It's been too long since we've had a Code golf! Following Pierre's suggestion in this question, here is a code golf about finding ORFs :)
So, here's the problem:
Write a program that finds the longuest ORF (closed or open) in a DNA sequence and returns the beginning and ending positions of the ORF, as well as the frame shift (-1, -2, -3, +1, +2, +3). Use the Standard Genetic Code. Note: the start/end positions are for the DNA sequence, not the corresponding amino acid sequence. In case there are no stop codons, return a +1 frame shift and the begining and end positions of the sequence.

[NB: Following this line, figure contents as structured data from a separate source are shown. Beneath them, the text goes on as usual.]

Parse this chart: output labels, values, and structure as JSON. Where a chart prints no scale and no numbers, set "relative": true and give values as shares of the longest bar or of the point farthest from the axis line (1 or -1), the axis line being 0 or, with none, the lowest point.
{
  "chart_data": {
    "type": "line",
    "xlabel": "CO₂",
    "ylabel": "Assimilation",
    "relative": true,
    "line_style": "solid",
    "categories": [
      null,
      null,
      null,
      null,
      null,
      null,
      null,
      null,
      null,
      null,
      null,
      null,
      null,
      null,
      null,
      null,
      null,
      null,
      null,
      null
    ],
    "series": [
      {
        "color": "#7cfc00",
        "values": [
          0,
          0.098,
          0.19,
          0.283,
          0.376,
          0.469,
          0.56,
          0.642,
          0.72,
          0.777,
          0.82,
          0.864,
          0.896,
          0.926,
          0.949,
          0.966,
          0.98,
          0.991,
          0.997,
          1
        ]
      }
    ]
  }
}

As previously, you can use anything that can be run on a Linux terminal (your favorite language, emboss, awk...). The main interests of code golf question are to:
- See diversity of approaches
- Take on a small challenge
- Show off :)
- Most importantly: have fun!
Here is an example run:
find_orf("ACGTACGTACGTACGT") Should return:
frame: +1 ORF_start: 1 ORF_end: 16
Or, in another format:
"+1 1 16"
You can use this test file to test the output of your program.
EDIT: It appears that the challenge is a bit less simple than I thought it would be... I'll put a one week extension before giving the correct answer. Please don't hesitate to put anything you would use from the command line, including things like a command-line version of ORFinder or the such.
The correct answer will be given to the most popular answer on Thursday, March 3rd at 15:00 hour (US Eastern Time).
EDIT: Answer goes to Brad and the Clojure solution :) Nice to see some real life examples in Lisp! Could you plug a recursive function in there? :P It seems that this problem was not that small after all, so many thanks to all who contributed answers!